Die Zwischenergebnisse des Arbeitspakets „Wildbiologie“ wurden von Frau Meißner-Hylanova von der TU Dresden vorgestellt. In insgesamt vier Forstbezirken wurden jeweils 4-5 Alttiere und Hirsche mit Telemetrie- Sendern versehen, dazu noch einige Kälber. Ausführlich und mit viel Freude am Detail zeigte Frau Meißner-Hylanova, wohin dieses Tier gezogen war und wohin jener Hirsch. Doch zu welchem Zweck man die Einstände einiger weniger Tiere im Jahreslauf verfolge, war dem Publikum nicht ersichtlich und den Projektbetreuern vielleicht auch gar nicht klar. Mit ein paar Anekdoten und einer geringen Datenbasis, auch bei der Losungs-DNA-Genotypisierung, können keine statistisch gesicherten Aussagen getroffen werden. Und ohne eine klare Fragestellung auch nicht. Auch die Durchführung der Scheinwerfer- und IR- Zählungen führen nicht wirklich zu den gewünschten Erfolgen. „Die Sichtbarkeit ist wegen der hohen Naturverjüngung und Adlerfarn teils sehr schlecht“, so Meißner-Hylanova. Den eigenen Anspruch, in diesem Projekt Aussagen zur Populationsstruktur des Rotwildes zu bekommen, mussten die wissenschaftlichen Betreuer auf Nachfrage aus dem Publikum bereits aufgeben.

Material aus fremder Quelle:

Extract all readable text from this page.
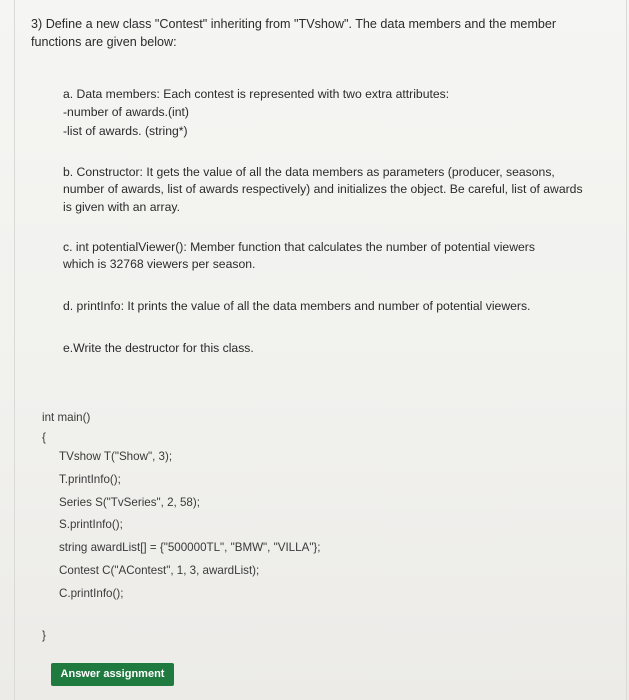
3) Define a new class "Contest" inheriting from "TVshow". The data members and the member
functions are given below:
a. Data members: Each contest is represented with two extra attributes:
-number of awards.(int)
-list of awards. (string*)
b. Constructor: It gets the value of all the data members as parameters (producer, seasons,
number of awards, list of awards respectively) and initializes the object. Be careful, list of awards
is given with an array.
c. int potentialViewer(): Member function that calculates the number of potential viewers
which is 32768 viewers per season.
d. printInfo: It prints the value of all the data members and number of potential viewers.
e.Write the destructor for this class.
int main()
{
TVshow T("Show", 3);
T.printInfo();
Series S("TvSeries", 2, 58);
S.printInfo();
string awardList[] = {"500000TL", "BMW", "VILLA"};
Contest C("AContest", 1, 3, awardList);
C.printInfo();
}
Answer assignment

Bleibt die Frage, wozu das Geld ausgegeben wird und weshalb auch die immer wieder auftretenden tierschutzrechtlich bedenklichen Zwischenfälle bei der Besenderung der Versuchstiere dann in Kauf genommen werden. Die verantwortliche Arbeitsgruppe von Prof. Roth an der TU Dresden hat die höchsten Ausfallraten bei Narkotisierung und anschließender Telemetrie bei Rotwild im Vergleich zu anderen Arbeitsgruppen in Mitteleuropa. Liegt es mangelnder Sorgfalt, an der Kompetenz oder einfach an schlechtem Karma, dass es immer wieder zu Zwischenfällen kommt?

Bleibt als Fazit der eintägigen Veranstaltung: Viel Aufwand, viel Personal, viel Steuergeld um Daten zu erheben, die keiner braucht. Denn das Ziel ist es, die Entwicklung naturnaher Wälder in Sachsen zu fördern. Der stiere Blick auf Abschusszahlen und Streckenrekorde bringt den Freistaat keinen Millimeter näher an dieses Ziel. Es bleibt der schale Geschmack, dass hier mit viel Aufwand versucht wird, einen Konflikt am Leben zu halten, statt gemeinsam eine Lösung zum Erhalt ökologisch stabiler Wälder mit allen ihren natürlichen Bewohnern zu suchen.